"Feedlot," a poem by Hannah Smith. 
On earth, we pack our food 
with more food. Forced eating and castration, a bunch of cattle 
compressed across such small acres,
not enough room for them to graze
or shit. What is a prayer, if not
gas leaking past the troposphere,
slowly, to the heavens? Methane burns holes in the ozone. I might
as well thread this needle through
my stomach, plump with fluid
from a cyst swelled to rupture.
Mine’s a body absorbing its own
surplus. We could all use a good
shower if we could just save
enough water for some collective
baptism. I’m not sure I’ve ever
touched a cow, though my hands
have known beef, breast, our basest
parts: stuffed, clutched, bellowing
low in the night. We mucked grass
back into clay. I’m made of nothing
except carbon.
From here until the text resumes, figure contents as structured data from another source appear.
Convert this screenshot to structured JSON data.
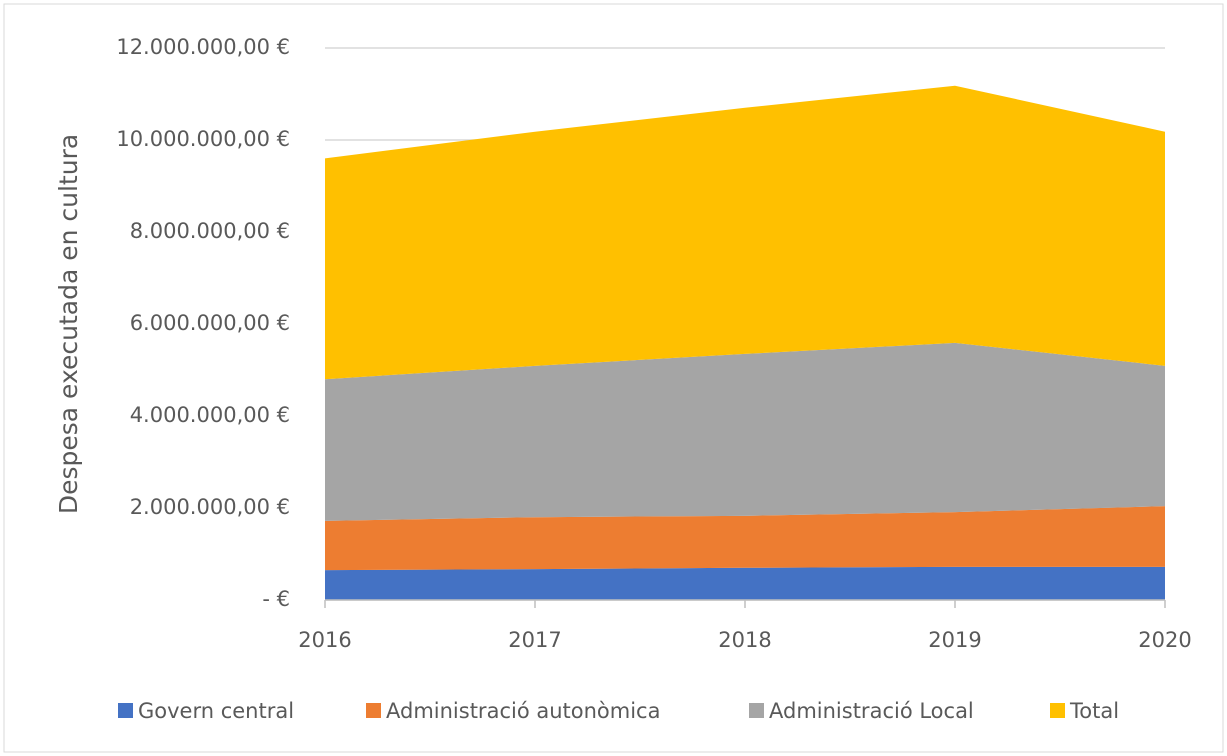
{
  "chart_data": {
    "type": "stacked_area",
    "y_label": "Despesa executada en cultura",
    "categories": [
      "2016",
      "2017",
      "2018",
      "2019",
      "2020"
    ],
    "series": [
      {
        "name": "Govern central",
        "color": "#4472c4",
        "values": [
          650000,
          670000,
          700000,
          720000,
          720000
        ]
      },
      {
        "name": "Administració autonòmica",
        "color": "#ed7d31",
        "values": [
          1070000,
          1130000,
          1130000,
          1190000,
          1320000
        ]
      },
      {
        "name": "Administració Local",
        "color": "#a5a5a5",
        "values": [
          3080000,
          3290000,
          3520000,
          3680000,
          3050000
        ]
      },
      {
        "name": "Total",
        "color": "#ffc000",
        "values": [
          4800000,
          5090000,
          5350000,
          5590000,
          5090000
        ]
      }
    ],
    "ylim": [
      0,
      12000000
    ],
    "yticks": [
      {
        "value": 0,
        "label": "-  €"
      },
      {
        "value": 2000000,
        "label": "2.000.000,00 €"
      },
      {
        "value": 4000000,
        "label": "4.000.000,00 €"
      },
      {
        "value": 6000000,
        "label": "6.000.000,00 €"
      },
      {
        "value": 8000000,
        "label": "8.000.000,00 €"
      },
      {
        "value": 10000000,
        "label": "10.000.000,00 €"
      },
      {
        "value": 12000000,
        "label": "12.000.000,00 €"
      }
    ],
    "grid": true,
    "legend": "bottom"
  }
}
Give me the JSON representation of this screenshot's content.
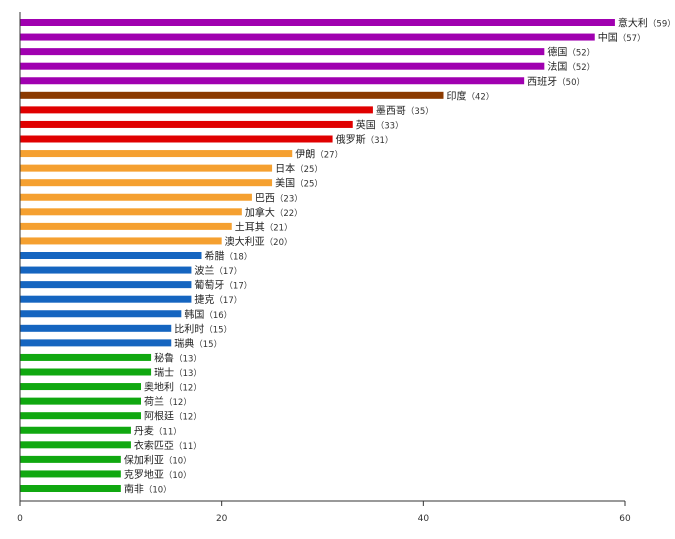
{
  "chart_data": {
    "type": "bar",
    "orientation": "horizontal",
    "title": "",
    "xlabel": "",
    "ylabel": "",
    "xlim": [
      0,
      60
    ],
    "x_ticks": [
      0,
      20,
      40,
      60
    ],
    "grid": false,
    "legend": "none",
    "label_format": "{name} ({value})",
    "bars": [
      {
        "label": "意大利",
        "value": 59,
        "color": "#a000b0"
      },
      {
        "label": "中国",
        "value": 57,
        "color": "#a000b0"
      },
      {
        "label": "德国",
        "value": 52,
        "color": "#a000b0"
      },
      {
        "label": "法国",
        "value": 52,
        "color": "#a000b0"
      },
      {
        "label": "西班牙",
        "value": 50,
        "color": "#a000b0"
      },
      {
        "label": "印度",
        "value": 42,
        "color": "#8b3a00"
      },
      {
        "label": "墨西哥",
        "value": 35,
        "color": "#e00000"
      },
      {
        "label": "英国",
        "value": 33,
        "color": "#e00000"
      },
      {
        "label": "俄罗斯",
        "value": 31,
        "color": "#e00000"
      },
      {
        "label": "伊朗",
        "value": 27,
        "color": "#f5a030"
      },
      {
        "label": "日本",
        "value": 25,
        "color": "#f5a030"
      },
      {
        "label": "美国",
        "value": 25,
        "color": "#f5a030"
      },
      {
        "label": "巴西",
        "value": 23,
        "color": "#f5a030"
      },
      {
        "label": "加拿大",
        "value": 22,
        "color": "#f5a030"
      },
      {
        "label": "土耳其",
        "value": 21,
        "color": "#f5a030"
      },
      {
        "label": "澳大利亚",
        "value": 20,
        "color": "#f5a030"
      },
      {
        "label": "希腊",
        "value": 18,
        "color": "#1565c0"
      },
      {
        "label": "波兰",
        "value": 17,
        "color": "#1565c0"
      },
      {
        "label": "葡萄牙",
        "value": 17,
        "color": "#1565c0"
      },
      {
        "label": "捷克",
        "value": 17,
        "color": "#1565c0"
      },
      {
        "label": "韩国",
        "value": 16,
        "color": "#1565c0"
      },
      {
        "label": "比利时",
        "value": 15,
        "color": "#1565c0"
      },
      {
        "label": "瑞典",
        "value": 15,
        "color": "#1565c0"
      },
      {
        "label": "秘鲁",
        "value": 13,
        "color": "#10a810"
      },
      {
        "label": "瑞士",
        "value": 13,
        "color": "#10a810"
      },
      {
        "label": "奥地利",
        "value": 12,
        "color": "#10a810"
      },
      {
        "label": "荷兰",
        "value": 12,
        "color": "#10a810"
      },
      {
        "label": "阿根廷",
        "value": 12,
        "color": "#10a810"
      },
      {
        "label": "丹麦",
        "value": 11,
        "color": "#10a810"
      },
      {
        "label": "衣索匹亞",
        "value": 11,
        "color": "#10a810"
      },
      {
        "label": "保加利亚",
        "value": 10,
        "color": "#10a810"
      },
      {
        "label": "克罗地亚",
        "value": 10,
        "color": "#10a810"
      },
      {
        "label": "南非",
        "value": 10,
        "color": "#10a810"
      }
    ]
  }
}
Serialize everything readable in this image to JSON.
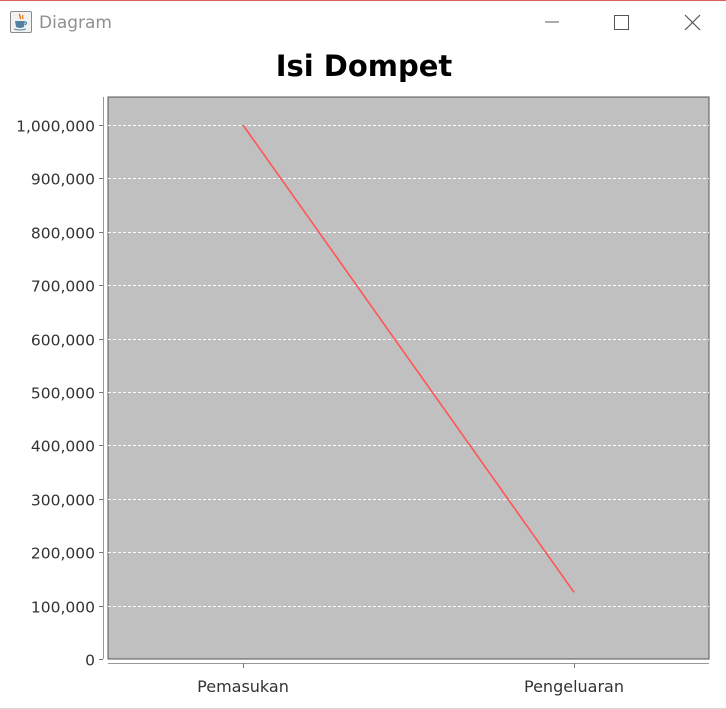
{
  "window": {
    "title": "Diagram",
    "icon": "java-coffee-cup-icon",
    "controls": [
      "minimize-icon",
      "maximize-icon",
      "close-icon"
    ]
  },
  "chart_data": {
    "type": "line",
    "title": "Isi Dompet",
    "xlabel": "",
    "ylabel": "",
    "categories": [
      "Pemasukan",
      "Pengeluaran"
    ],
    "series": [
      {
        "values": [
          1000000,
          125000
        ],
        "color": "#ff5555"
      }
    ],
    "ylim": [
      0,
      1000000
    ],
    "yticks": [
      0,
      100000,
      200000,
      300000,
      400000,
      500000,
      600000,
      700000,
      800000,
      900000,
      1000000
    ],
    "ytick_labels": [
      "0",
      "100,000",
      "200,000",
      "300,000",
      "400,000",
      "500,000",
      "600,000",
      "700,000",
      "800,000",
      "900,000",
      "1,000,000"
    ],
    "grid": true,
    "legend": "none",
    "plot_background": "#c0c0c0",
    "grid_color": "#ffffff"
  }
}
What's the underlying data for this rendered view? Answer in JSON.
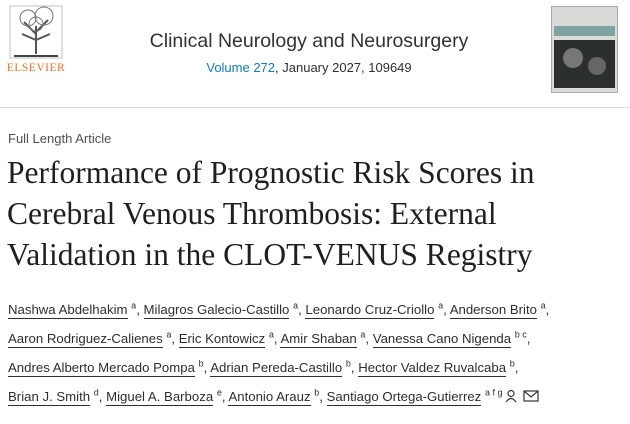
{
  "header": {
    "publisher": "ELSEVIER",
    "journal": "Clinical Neurology and Neurosurgery",
    "volume": "Volume 272",
    "issue_info": ", January 2027, 109649"
  },
  "article": {
    "type": "Full Length Article",
    "title_lines": [
      "Performance of Prognostic Risk Scores in",
      "Cerebral Venous Thrombosis: External",
      "Validation in the CLOT-VENUS Registry"
    ],
    "separator": ",",
    "authors": [
      {
        "name": "Nashwa Abdelhakim",
        "aff": "a"
      },
      {
        "name": "Milagros Galecio-Castillo",
        "aff": "a"
      },
      {
        "name": "Leonardo Cruz-Criollo",
        "aff": "a"
      },
      {
        "name": "Anderson Brito",
        "aff": "a"
      },
      {
        "name": "Aaron Rodriguez-Calienes",
        "aff": "a"
      },
      {
        "name": "Eric Kontowicz",
        "aff": "a"
      },
      {
        "name": "Amir Shaban",
        "aff": "a"
      },
      {
        "name": "Vanessa Cano Nigenda",
        "aff": "b c"
      },
      {
        "name": "Andres Alberto Mercado Pompa",
        "aff": "b"
      },
      {
        "name": "Adrian Pereda-Castillo",
        "aff": "b"
      },
      {
        "name": "Hector Valdez Ruvalcaba",
        "aff": "b"
      },
      {
        "name": "Brian J. Smith",
        "aff": "d"
      },
      {
        "name": "Miguel A. Barboza",
        "aff": "e"
      },
      {
        "name": "Antonio Arauz",
        "aff": "b"
      },
      {
        "name": "Santiago Ortega-Gutierrez",
        "aff": "a f g"
      }
    ]
  }
}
Now, our footprints
muddle together in the corral
with no sense of hoof and toe,
no knowledge of god or whether
we’ll make it through the gate
before having our feet knocked
out from under us.

Hannah Smith is a writer from Dallas, Texas. She received an MFA in Poetry from the Ohio State University, where she served as Managing Editor of The Journal. Her poems have been published or are forthcoming in Best New Poets, Gulf Coast, Image, and elsewhere. She is a 2023 National Poetry Series Finalist, and her collaborative chapbook, Metal House of Cards, is forthcoming from Finishing Line Press.